Ein guter Einstieg in die Geschichte; der Schauplatz wird umrissen, eine der Hauptpersonen (zumindest denke ich das) skizziert und scheinbar wichtige Elemente in Deiner Geschichte dem Leser nahegelegt. Das Motiv der Priesterin, in einem Matriarchat organisiert, gefällt mir, da hat mir das Lesen natürlich noch mehr Spaß gemacht.

Du besitzt eine sehr bildhafte und poetische Sprache. Das passt einerseits sehr gut zum Thema der Geschichte, ist aber andererseits etwas gefährlich in der Hinsicht, dass es schnell ins Kitschige abdriften kann.
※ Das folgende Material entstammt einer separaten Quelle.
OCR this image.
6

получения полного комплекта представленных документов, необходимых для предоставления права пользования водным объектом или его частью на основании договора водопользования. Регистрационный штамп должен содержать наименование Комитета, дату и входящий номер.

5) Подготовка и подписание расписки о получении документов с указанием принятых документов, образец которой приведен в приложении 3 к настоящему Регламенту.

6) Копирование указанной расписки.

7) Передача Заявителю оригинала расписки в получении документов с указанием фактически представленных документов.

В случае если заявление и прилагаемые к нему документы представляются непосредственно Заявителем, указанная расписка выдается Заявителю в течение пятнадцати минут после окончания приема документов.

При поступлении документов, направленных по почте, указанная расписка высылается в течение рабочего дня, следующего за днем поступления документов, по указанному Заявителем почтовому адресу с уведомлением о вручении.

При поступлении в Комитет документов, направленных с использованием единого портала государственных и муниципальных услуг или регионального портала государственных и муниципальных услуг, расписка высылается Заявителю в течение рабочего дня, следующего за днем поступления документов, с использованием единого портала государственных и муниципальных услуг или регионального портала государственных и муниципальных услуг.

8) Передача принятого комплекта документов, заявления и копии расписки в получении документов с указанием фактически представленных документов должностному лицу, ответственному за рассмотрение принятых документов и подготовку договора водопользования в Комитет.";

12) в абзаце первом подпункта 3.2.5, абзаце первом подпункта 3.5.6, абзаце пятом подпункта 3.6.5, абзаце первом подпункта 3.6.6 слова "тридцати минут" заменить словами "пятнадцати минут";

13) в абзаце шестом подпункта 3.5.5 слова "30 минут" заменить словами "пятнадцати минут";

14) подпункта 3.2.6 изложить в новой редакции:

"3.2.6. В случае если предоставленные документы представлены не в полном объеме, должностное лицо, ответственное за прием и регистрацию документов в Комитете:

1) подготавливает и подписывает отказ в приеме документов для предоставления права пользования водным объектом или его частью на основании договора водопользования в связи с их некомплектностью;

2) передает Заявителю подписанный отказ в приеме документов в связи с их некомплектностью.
Vielleicht wird dieser Eindruck noch verstärkt durch die langen Sätze: ich persönlich mag sowas ja, aber sie sollten trotzdem mit Bedacht und nicht inflationär eingestreut sein. Lies sie Dir am Besten mehrmals durch und frage Dich, ob Du sie als Leser verstehen würdest? Noch besser wäre natürlich, Freunde oder einen Beta zu fragen, die Dich höflich auf so etwas hinweisen würden. Ich meine z.B. einen solchen Satz mit ein paar zuvielen Einschüben:"Die Person im blauen Gewand atmete tief den Duft des Waldes ein, als wäre sie das Bouquet eines edlen Weines, denn nur um diese Tageszeit hatte die Luft diesen besonders intensiven Geschmack, in dem alle Gerüche, die der Wald zu bieten hatte, vereint waren." Daraus ließen sich auch gut 2-3 Sätze machen. Lange Sätze können gut wirken, aber sie bedürfen einer gewissen schriftstellerischen Erfahrung.

Rechtschreib- oder/und Tippfehler sind Dir kaum bis gar nicht unterlaufen, mir sind sie nur sehr marginal aufgefallen, wie "im vorbeiwehen": im Vorbeiwehen.